The prolonged debate in the world of investing over gold v shares will never end. Varying opinions are offered on a regular basis with people aimlessly switching sides and losing money along the way. To ensure such a mistake is not made, it is important to understand the intricacies of such assets.

Let’s take a dip into this heated debate. Gold v shares which is the wiser option for investors?

Gold Protects ‘Purchasing Power’. Purchasing power is key and gold protects it on the investor’s behalf.

But what does this mean? The value of the asset is not going to depreciate in a way where one will not be able to get a return of some sort on what is in their portfolio.

Shares Are Volatile. The economy has a greater role to play with shares and they can often be extremely volatile. There is a lot of ‘guesswork’ involved with investing into shares. This risk might not be worth it for most people and that is why gold is often found to be more reasonable as an investment choice.

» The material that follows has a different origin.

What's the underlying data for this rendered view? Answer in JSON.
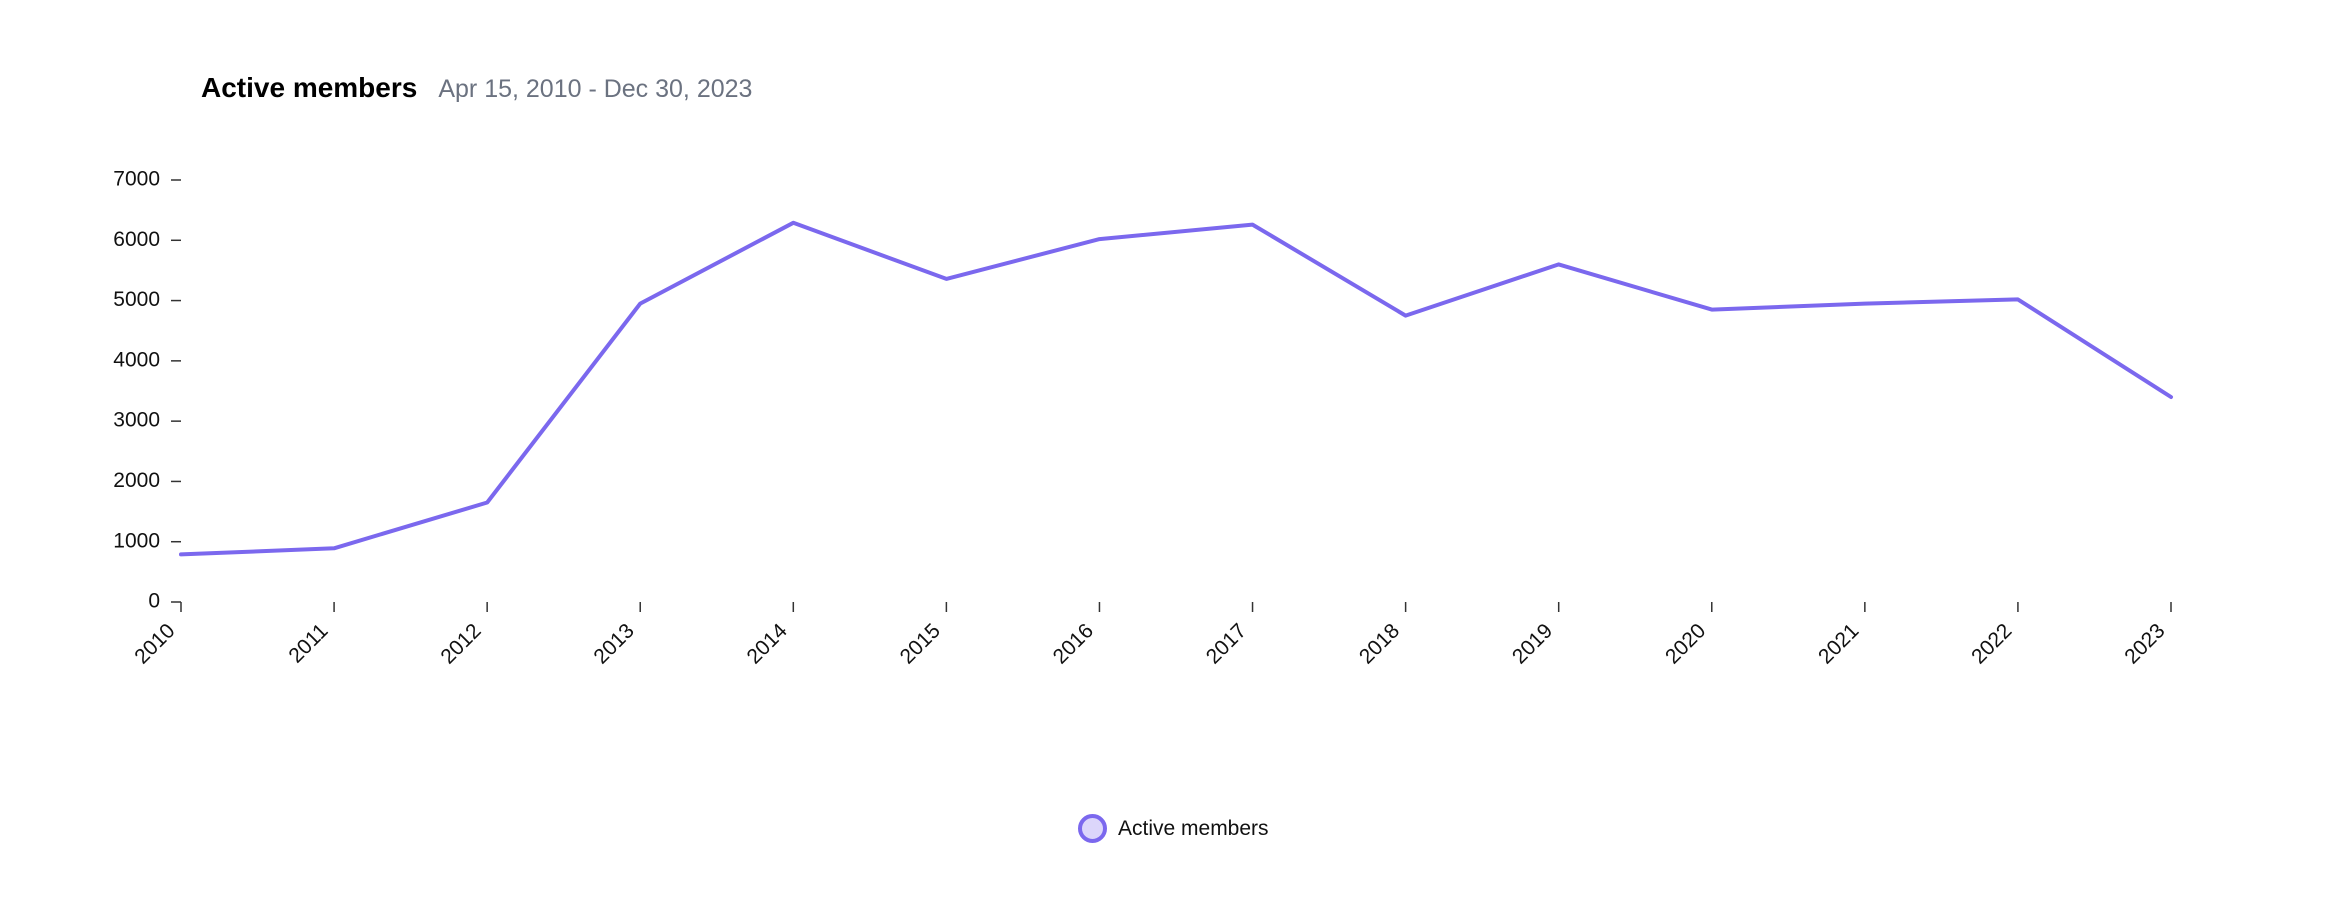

The likes of Warren Buffet have often said Gold is a ‘sterile’ place to invest in because it is not going to pose a massive risk to your portfolio. Most people would think that is the whole point in investing!

It might not grow as fast as you would like it to, but it will grow.   The smart and/or educated answer would be to consider diversification. Gold and shares should both be an integral part of anyone’s portfolio. Those who choose one or the other will have to sift through this piece again to decide which pros or cons fit their needs.

In essence, gold is the wiser option as it is usually going to trend upwards on most occasions, if one was to choose a singular option. To put it simply, gold v shares which wiser option is for investors?

For security the answer is gold, for greater/quicker possible gains it would be shares.